Accessibility Skip to Global Navigation Skip to Local Navigation Skip to Content Skip to Search Skip to Site Map Menu

Researcher Profile - Professor Allan Herbison

Wednesday 12 December 2018 1:02pm

Allan Herbison 186x228Professor Allan Herbison is a neuroendocrinologist working with some of the strangest cells in the human body; gonadotropin-releasing hormone (GnRH) neurons. These neurons sit in the hypothalamus, the hormonal centre of the brain, and drive reproductive function by releasing the hormone GnRH into the anterior pituitary, which sits just below it. How often, and how much, GnRH is released impacts fertility. By understanding how these neurons work on a fundamental level, Allan and his team hope to develop what he calls ‘beneficial regulation of fertility’: increasing fertility for those who want to conceive, and eliminating fertility for those who don’t.

Around a quarter of all kiwi couples receive treatment for infertility, and in a third of those cases infertility is caused by a lack of communication between the brain and the ovaries. This is where Allan and his team are focused. In order for the ovaries to work properly, GnRH has to be released in specifically timed pulses. It’s a goldilocks scenario: If the pulses of GnRH are too fast the system doesn’t work, if the pulses are too slow it doesn’t work, but if the pulses are just right then the ovaries remain fertile. These pulses are maintained consistently over a female’s reproductive lifespan. One pulse per hour, each lasting 10-15 minutes, keeps the system going. When it comes time, roughly once a month, to ovulate the GnRH neurons do something strange; instead of continuing their constant pulsing they release a surge of GnRH that lasts for 2-3 hours, and then they go back to their normal pulsing. How do they do this?

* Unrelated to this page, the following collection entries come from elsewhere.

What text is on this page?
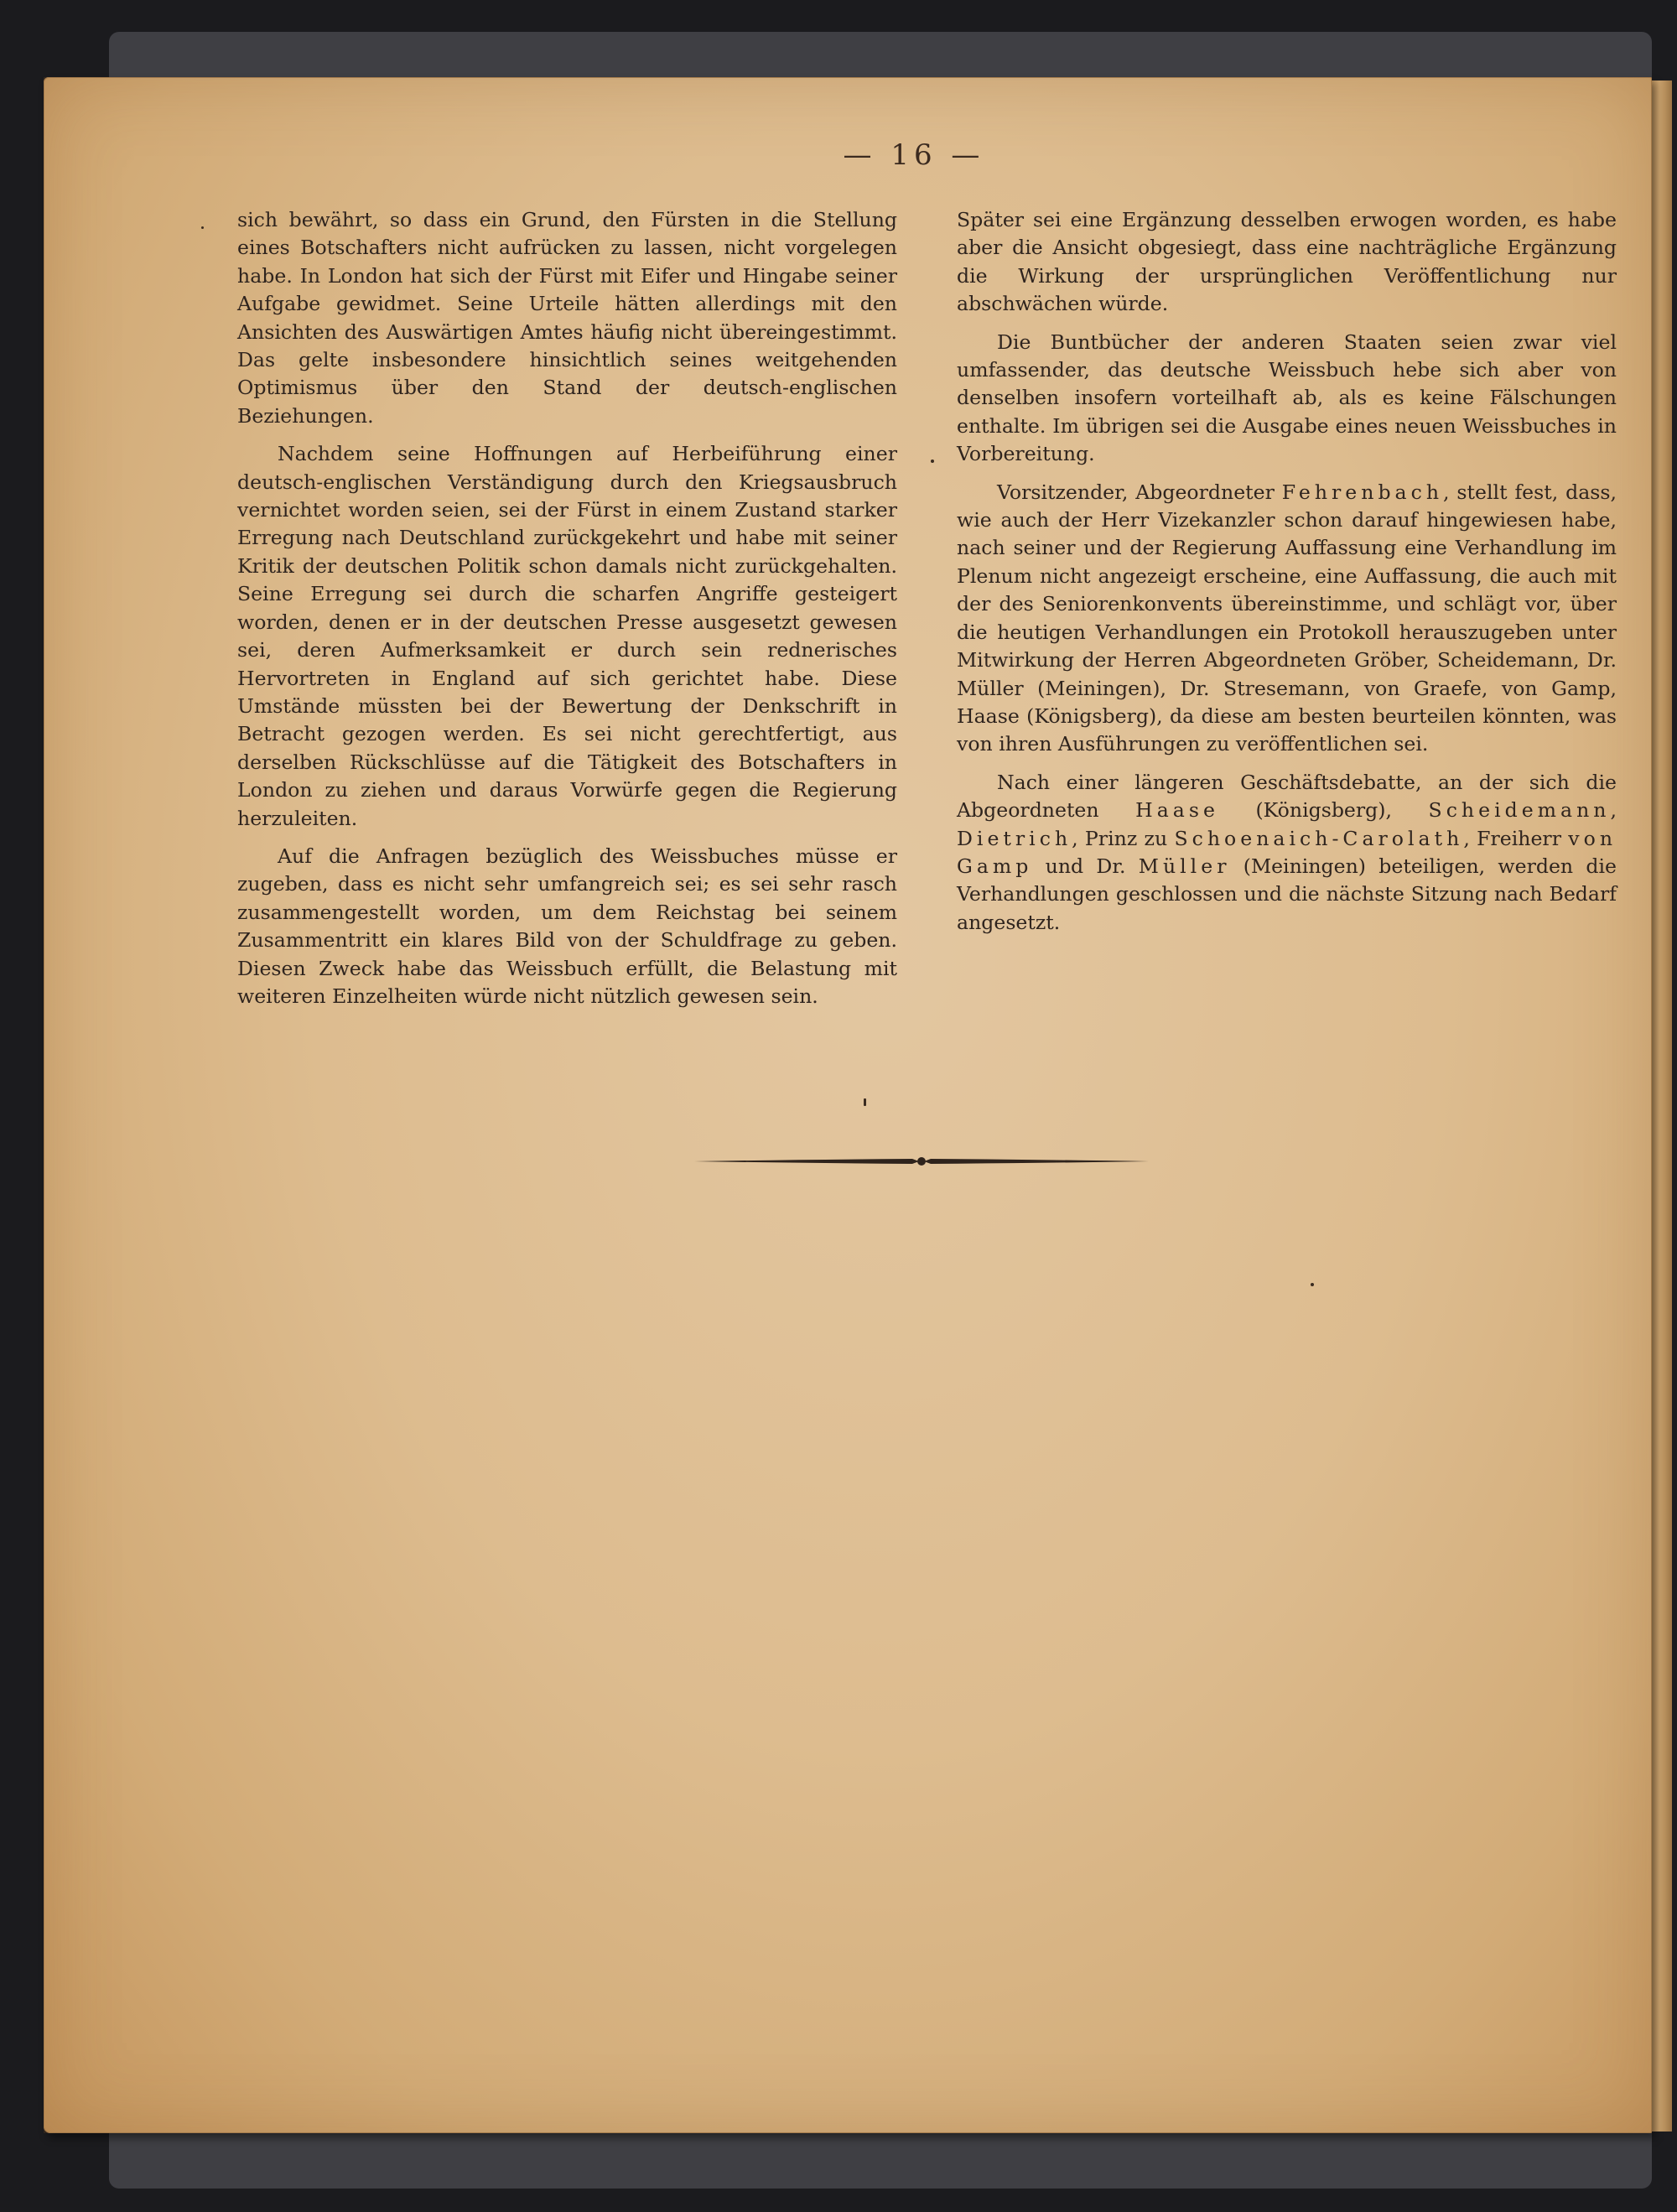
— 16 —

sich bewährt, so dass ein Grund, den Fürsten in die Stellung eines Botschafters nicht aufrücken zu lassen, nicht vorgelegen habe. In London hat sich der Fürst mit Eifer und Hingabe seiner Aufgabe gewidmet. Seine Urteile hätten allerdings mit den Ansichten des Auswärtigen Amtes häufig nicht übereingestimmt. Das gelte insbesondere hinsichtlich seines weitgehenden Optimismus über den Stand der deutsch-englischen Beziehungen.

Nachdem seine Hoffnungen auf Herbeiführung einer deutsch-englischen Verständigung durch den Kriegsausbruch vernichtet worden seien, sei der Fürst in einem Zustand starker Erregung nach Deutschland zurückgekehrt und habe mit seiner Kritik der deutschen Politik schon damals nicht zurückgehalten. Seine Erregung sei durch die scharfen Angriffe gesteigert worden, denen er in der deutschen Presse ausgesetzt gewesen sei, deren Aufmerksamkeit er durch sein rednerisches Hervortreten in England auf sich gerichtet habe. Diese Umstände müssten bei der Bewertung der Denkschrift in Betracht gezogen werden. Es sei nicht gerechtfertigt, aus derselben Rückschlüsse auf die Tätigkeit des Botschafters in London zu ziehen und daraus Vorwürfe gegen die Regierung herzuleiten.

Auf die Anfragen bezüglich des Weissbuches müsse er zugeben, dass es nicht sehr umfangreich sei; es sei sehr rasch zusammengestellt worden, um dem Reichstag bei seinem Zusammentritt ein klares Bild von der Schuldfrage zu geben. Diesen Zweck habe das Weissbuch erfüllt, die Belastung mit weiteren Einzelheiten würde nicht nützlich gewesen sein.

Später sei eine Ergänzung desselben erwogen worden, es habe aber die Ansicht obgesiegt, dass eine nachträgliche Ergänzung die Wirkung der ursprünglichen Veröffentlichung nur abschwächen würde.

Die Buntbücher der anderen Staaten seien zwar viel umfassender, das deutsche Weissbuch hebe sich aber von denselben insofern vorteilhaft ab, als es keine Fälschungen enthalte. Im übrigen sei die Ausgabe eines neuen Weissbuches in Vorbereitung.

Vorsitzender, Abgeordneter Fehrenbach, stellt fest, dass, wie auch der Herr Vizekanzler schon darauf hingewiesen habe, nach seiner und der Regierung Auffassung eine Verhandlung im Plenum nicht angezeigt erscheine, eine Auffassung, die auch mit der des Seniorenkonvents übereinstimme, und schlägt vor, über die heutigen Verhandlungen ein Protokoll herauszugeben unter Mitwirkung der Herren Abgeordneten Gröber, Scheidemann, Dr. Müller (Meiningen), Dr. Stresemann, von Graefe, von Gamp, Haase (Königsberg), da diese am besten beurteilen könnten, was von ihren Ausführungen zu veröffentlichen sei.

Nach einer längeren Geschäftsdebatte, an der sich die Abgeordneten Haase (Königsberg), Scheidemann, Dietrich, Prinz zu Schoenaich-Carolath, Freiherr von Gamp und Dr. Müller (Meiningen) beteiligen, werden die Verhandlungen geschlossen und die nächste Sitzung nach Bedarf angesetzt.
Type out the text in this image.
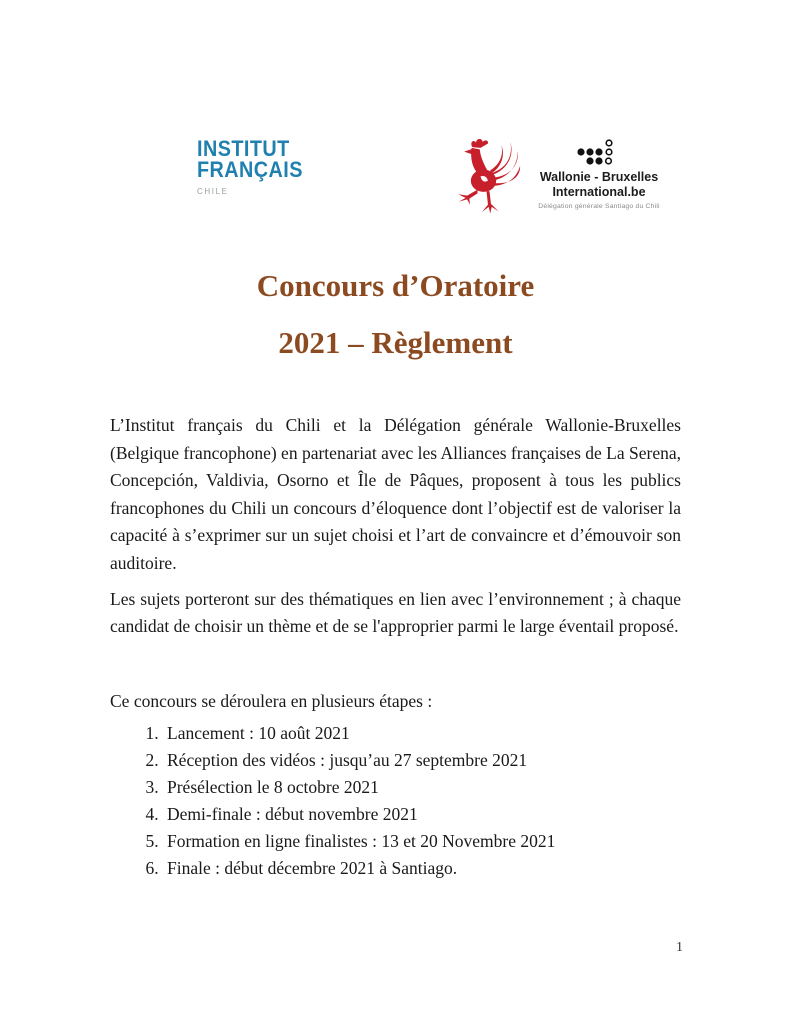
INSTITUT
FRANÇAIS
CHILE
Wallonie - Bruxelles
International.be
Délégation générale Santiago du Chili
Concours d’Oratoire
2021 – Règlement

L’Institut français du Chili et la Délégation générale Wallonie-Bruxelles (Belgique francophone) en partenariat avec les Alliances françaises de La Serena, Concepción, Valdivia, Osorno et Île de Pâques, proposent à tous les publics francophones du Chili un concours d’éloquence dont l’objectif est de valoriser la capacité à s’exprimer sur un sujet choisi et l’art de convaincre et d’émouvoir son auditoire.

Les sujets porteront sur des thématiques en lien avec l’environnement ; à chaque candidat de choisir un thème et de se l'approprier parmi le large éventail proposé.

Ce concours se déroulera en plusieurs étapes :

1. Lancement : 10 août 2021
2. Réception des vidéos : jusqu’au 27 septembre 2021
3. Présélection le 8 octobre 2021
4. Demi-finale : début novembre 2021
5. Formation en ligne finalistes : 13 et 20 Novembre 2021
6. Finale : début décembre 2021 à Santiago.
1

Allan and his team believe that these two behaviours, the pulse and the surge, are controlled by neurons that send signals to the GnRH neurons using a chemical called kisspeptin. There appear to be two distinct groups of these neurons, one that Allan believes controls the pulse and the other which he believes controls the surge. Thanks to the strange nature of the GnRH neurons, testing this theory has been incredibly challenging. Most neurons that work together tend to clump together, this means that usually you can point to a spot in the brain and say ‘this collection of cells does this’. GnRH neurons aren’t like normal neurons. Not only do they migrate into the brain from the nose, but once they reach their destination in the hypothalamus, they spread out. In order to find out if kisspeptin was regulating GnRH neurons Allan first had to find the GnRH neurons.

Transgenic animal technology has made this much more straightforward. A transgenic mouse was developed that expressed a specific protein in its GnRH neurons, this new protein would glow green under a fluorescent microscope. By looking at the brain of this animal, researchers could see exactly where the GnRH neurons were and, by association, which neurons were communicating with them. At this close-up cellular level it looked like those kisspeptin-releasing neurons were regulating the GnRH neurons, but Allan’s work is about function not just form. A close physical relationship suggested that kisspeptin was important, and so Allan took the next step: determining just how important it was.

Allan and his team try to conduct research which covers the system at every level: molecular, cellular, and whole animal systems. Only by understanding the whole can we make any meaningful conclusions about it, or have any solid ground to stand on when considering treatments. So far, using optogenetics, blood sampling, and fibre photometry, Allan and his team have been able to point to kisspeptin as being the driving force behind GnRH pulses. Now they’re turning their attention toward the surge.

This is basic science, but that doesn’t mean it’s easy. Allan’s work is there as the foundation, he and his team examine how a system works and then other researchers take those findings and apply them to real-world issues. By laying out the relationship between kisspeptin and GnRH pulses this work could help inform treatments for issues like polycystic ovarian syndrome, and hypothalamic amenorrhea, allowing those affected by them to have relief from the symptoms and side-effects of reproductive dysfunction. By laying out the driving force behind the GnRH surge, Allan and his team could provide the basis for both a fool-proof contraceptive and a means to enhance fertility. Not bad for the strangest cells in the human body.